少々時間をもらい二人とこそこそ話し合う。
「先生正直に言った方が得策ですよ」
「待て…… まだ信用できない。それに警戒されるだろうが? 」
「だったら二人ともいい考えがあるよ」
自信満々のアイに任せることにした。
「実は私たちこの人に誘拐されたんです! それでここで大人しくしてろと」
アイがとんでもないことを言い出す。
「ははは…… 冗談ですよ冗談。最近の生徒はすぐからかうから。ははは…… 」
とんでもなく焦ってるので怪しまれる。
「本当かい? どうも変なんだよね。部員がこの二人ってのもね…… 」
誘拐犯の方がしっくりくるおかしな状況。
まあ登山部には見えないよな。格好は本格的でもないし。
「いえ今チームごとに村を回ってるんです。いわゆる挨拶周りですね」
「何だそうかい。私もそうだと思っていたよ」
「実は…… 道に迷ってここは常冬町ですよね? 」
「ちょっと先生…… 」
アイの口を押える。気づいたタピコに目配らせ。
代わりにタピコに押さえててもらう。
「あんた何を言ってるんだい! ここは…… 教えていいのかな。
まあいいや。ここは東常冬町です。地図がないからよく間違えるのよね。
地図を作ればいいんだけど観光客を嫌がるからここの人は。
観光客が喜ぶようなものも何もないしね。
お隣と間違えて来る登山客が多いの。
あんたらも登山部だからしっかりしなくちゃね」
「失礼しました。

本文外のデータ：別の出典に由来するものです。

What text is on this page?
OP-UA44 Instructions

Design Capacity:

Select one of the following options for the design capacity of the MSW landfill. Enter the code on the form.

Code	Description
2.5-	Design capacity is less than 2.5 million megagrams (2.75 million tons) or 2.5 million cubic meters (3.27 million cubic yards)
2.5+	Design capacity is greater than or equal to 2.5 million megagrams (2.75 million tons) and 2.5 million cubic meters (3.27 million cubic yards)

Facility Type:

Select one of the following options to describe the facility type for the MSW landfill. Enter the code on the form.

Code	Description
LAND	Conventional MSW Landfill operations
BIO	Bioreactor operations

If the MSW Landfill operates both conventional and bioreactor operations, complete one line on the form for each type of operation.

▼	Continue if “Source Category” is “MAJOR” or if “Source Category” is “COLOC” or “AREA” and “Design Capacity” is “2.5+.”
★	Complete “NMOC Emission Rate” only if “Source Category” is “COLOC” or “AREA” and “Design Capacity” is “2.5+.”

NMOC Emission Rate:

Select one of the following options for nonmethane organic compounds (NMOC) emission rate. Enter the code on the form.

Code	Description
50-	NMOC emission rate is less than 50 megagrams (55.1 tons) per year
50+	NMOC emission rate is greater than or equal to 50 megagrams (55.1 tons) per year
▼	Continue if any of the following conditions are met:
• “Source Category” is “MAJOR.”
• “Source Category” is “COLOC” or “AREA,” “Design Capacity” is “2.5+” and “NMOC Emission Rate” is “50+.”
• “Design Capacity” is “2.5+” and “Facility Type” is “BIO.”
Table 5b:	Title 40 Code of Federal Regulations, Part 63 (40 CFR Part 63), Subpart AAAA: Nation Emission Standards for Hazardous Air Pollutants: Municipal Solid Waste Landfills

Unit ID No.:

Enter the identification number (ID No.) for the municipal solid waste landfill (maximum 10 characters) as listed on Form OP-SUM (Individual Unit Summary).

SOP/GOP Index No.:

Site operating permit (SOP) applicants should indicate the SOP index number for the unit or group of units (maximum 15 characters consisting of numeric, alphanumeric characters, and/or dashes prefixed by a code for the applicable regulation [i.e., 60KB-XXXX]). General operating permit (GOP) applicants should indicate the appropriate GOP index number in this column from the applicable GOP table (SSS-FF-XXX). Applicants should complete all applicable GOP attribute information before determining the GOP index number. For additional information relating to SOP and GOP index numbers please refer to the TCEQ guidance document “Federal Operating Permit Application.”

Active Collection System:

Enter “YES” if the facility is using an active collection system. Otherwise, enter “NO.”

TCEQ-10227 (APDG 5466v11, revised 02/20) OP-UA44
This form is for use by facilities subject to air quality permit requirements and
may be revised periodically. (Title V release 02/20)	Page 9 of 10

さあ急ごう! 」
「はあ? 何を言ってるんだい! 今はもう四時じゃないかい。
少しでも迷ったり遅れたら真っ暗だよ。どうするつもりだい? 」
「問題ありません。野宿でも何でも準備は出来てます。
何と言っても登山部ですから備えはばっちりです」
二人の手を掴み走る素振りを見せる。
俺って演技派?
後は俺の演技に感動して応えてくれるといいんだが。